Dans une déclaration, le président du CNSA soutient que les confessions religieuses devraient disposer de la pleine latitude pour élaborer les termes de référence, définir les critères de participation, arrêter la liste des délégués, fixer le lieu et les dates des assises ainsi que les modalités d'organisation des travaux, sans ingérence politique.

Il propose également que ce collège de médiateurs identifie, si les circonstances l'exigent, les partenaires régionaux et internationaux appelés à accompagner le processus en qualité de témoins. Pour Joseph Olenghankoy, cette démarche renforcerait la confiance entre les différentes parties prenantes.

L'ancien opposant invite, dans le même temps, le président Félix Tshisekedi à demeurer au-dessus des clivages politiques en garantissant la neutralité de l'État durant toutes les étapes du dialogue. “Cette nécessaire neutralité de l'État, qu'incarne au-dessus de la mêlée le chef de l'État, implique aussi que les conditions d'organisation du dialogue soient de nature à inspirer la confiance de tous”, souligne-t-il.

Le président du CNSA recommande également au chef de l'État de réunir toutes les conditions favorables au succès de cette initiative. Il défend un dialogue ouvert à l'ensemble des sensibilités politiques, des organisations de la société civile et des forces vives de la nation, estimant qu'aucune solution durable ne pourra émerger d'un processus marqué par l'exclusion.

Dans son message, Joseph Olenghankoy appelle aussi les Congolais à faire preuve de retenue dans leurs prises de position. Il les invite à privilégier un langage de tolérance, de respect et d'apaisement, tout en rejetant les discours de haine ou de division susceptibles de compromettre les discussions.

Il interpelle, à cet effet, le Conseil supérieur de l'audiovisuel et de la communication (CSAC), qu'il exhorte à assurer une régulation efficace des débats dans les médias et sur les réseaux sociaux afin de prévenir les discours extrémistes et de préserver un climat propice au dialogue.

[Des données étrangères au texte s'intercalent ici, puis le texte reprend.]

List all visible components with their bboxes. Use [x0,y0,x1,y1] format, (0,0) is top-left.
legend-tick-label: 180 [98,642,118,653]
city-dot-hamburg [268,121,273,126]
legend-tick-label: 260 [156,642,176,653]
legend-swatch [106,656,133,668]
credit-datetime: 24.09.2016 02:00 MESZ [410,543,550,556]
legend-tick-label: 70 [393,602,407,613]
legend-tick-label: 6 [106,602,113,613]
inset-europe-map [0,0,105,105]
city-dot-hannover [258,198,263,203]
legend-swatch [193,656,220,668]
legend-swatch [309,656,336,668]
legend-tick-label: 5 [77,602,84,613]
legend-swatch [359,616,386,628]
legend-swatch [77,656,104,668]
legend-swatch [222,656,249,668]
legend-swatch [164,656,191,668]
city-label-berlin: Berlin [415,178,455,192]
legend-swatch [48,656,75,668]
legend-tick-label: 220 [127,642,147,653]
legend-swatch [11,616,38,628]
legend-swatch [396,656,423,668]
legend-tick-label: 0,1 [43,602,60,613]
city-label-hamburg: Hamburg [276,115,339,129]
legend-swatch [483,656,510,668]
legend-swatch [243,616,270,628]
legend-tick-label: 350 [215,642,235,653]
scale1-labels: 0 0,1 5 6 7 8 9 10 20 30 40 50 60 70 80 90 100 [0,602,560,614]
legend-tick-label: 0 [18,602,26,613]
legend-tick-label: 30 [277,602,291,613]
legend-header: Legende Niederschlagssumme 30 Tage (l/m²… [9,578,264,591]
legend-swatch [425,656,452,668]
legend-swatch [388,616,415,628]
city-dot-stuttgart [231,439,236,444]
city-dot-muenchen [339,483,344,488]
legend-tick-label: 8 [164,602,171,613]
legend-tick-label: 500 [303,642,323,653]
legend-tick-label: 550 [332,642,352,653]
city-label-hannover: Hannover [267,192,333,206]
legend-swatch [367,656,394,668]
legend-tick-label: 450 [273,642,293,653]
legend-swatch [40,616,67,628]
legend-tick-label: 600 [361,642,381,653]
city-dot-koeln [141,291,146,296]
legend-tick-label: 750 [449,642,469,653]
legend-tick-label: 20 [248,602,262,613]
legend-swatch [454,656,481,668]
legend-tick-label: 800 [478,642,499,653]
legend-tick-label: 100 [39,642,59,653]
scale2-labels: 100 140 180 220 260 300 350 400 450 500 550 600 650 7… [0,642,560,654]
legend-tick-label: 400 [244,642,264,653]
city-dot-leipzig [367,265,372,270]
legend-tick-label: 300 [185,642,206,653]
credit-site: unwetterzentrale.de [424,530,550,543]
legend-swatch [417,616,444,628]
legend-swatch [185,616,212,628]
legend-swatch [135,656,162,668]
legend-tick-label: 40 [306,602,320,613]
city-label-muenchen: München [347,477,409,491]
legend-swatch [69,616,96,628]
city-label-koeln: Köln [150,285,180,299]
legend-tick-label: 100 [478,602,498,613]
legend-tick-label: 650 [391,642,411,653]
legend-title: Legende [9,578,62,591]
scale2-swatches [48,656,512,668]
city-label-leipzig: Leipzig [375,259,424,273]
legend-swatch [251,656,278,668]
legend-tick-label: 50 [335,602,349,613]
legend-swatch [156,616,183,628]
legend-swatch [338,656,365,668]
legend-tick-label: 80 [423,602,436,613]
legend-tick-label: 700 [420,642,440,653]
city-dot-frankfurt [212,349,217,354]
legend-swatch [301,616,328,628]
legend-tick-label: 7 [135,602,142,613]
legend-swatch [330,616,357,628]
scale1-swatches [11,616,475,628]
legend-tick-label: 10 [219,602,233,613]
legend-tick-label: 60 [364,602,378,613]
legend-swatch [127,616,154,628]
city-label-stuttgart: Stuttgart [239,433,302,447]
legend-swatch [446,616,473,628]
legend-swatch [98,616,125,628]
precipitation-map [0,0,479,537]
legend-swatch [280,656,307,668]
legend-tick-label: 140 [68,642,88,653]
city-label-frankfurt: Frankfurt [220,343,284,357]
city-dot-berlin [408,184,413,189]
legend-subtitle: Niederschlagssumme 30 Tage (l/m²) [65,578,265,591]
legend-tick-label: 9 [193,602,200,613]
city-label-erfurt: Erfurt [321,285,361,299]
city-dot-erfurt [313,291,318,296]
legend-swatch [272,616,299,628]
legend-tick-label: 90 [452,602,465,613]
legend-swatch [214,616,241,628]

Contre les procès en patriotisme

Joseph Olenghankoy met par ailleurs en garde contre les surenchères politiques, les démonstrations de patriotisme, les exclusions et les ultimatums qui, selon lui, alimentent les tensions nationales. Il estime qu'il serait illusoire de présenter la classe politique congolaise comme une confrontation entre “les bons” et “les mauvais”.

À ses yeux, les responsabilités dans les différentes crises qu'a traversées la République démocratique du Congo sont partagées. Il rappelle que des personnalités issues de plusieurs mouvements armés apparus depuis 1996 se retrouvent aujourd'hui dans la majorité présidentielle, l'opposition, la société civile ou encore les groupes rebelles encore actifs. Il cite notamment l'AFDL, le RCD/Goma, le MLC, le CNDP, le M23, l'AFC/M23, les Maï-Maï, Twirwaneho, le Mobondo et les Wazalendo.

Selon le président du CNSA, certains acteurs ayant pris part à ces mouvements ont été accusés de graves exactions sans avoir été poursuivis. Dans ce contexte, affirme-t-il, aucun camp ne peut prétendre incarner à lui seul le patriotisme ou la vertu.

Joseph Olenghankoy salue le report sine die de la marche de la Coalition Article 64, initialement prévue le 22 juillet 2026. Il considère cette décision comme un geste d'apaisement qui offre une réelle opportunité à l'initiative présidentielle.

Pour lui, le dialogue et la recherche du consensus constituent le socle de toute démocratie. À défaut d'un échange permanent entre majorité et opposition, prévient-il, les décisions du pouvoir risquent d'être perçues comme l'expression d'une “dictature de la majorité”, au risque d'aggraver les tensions politiques.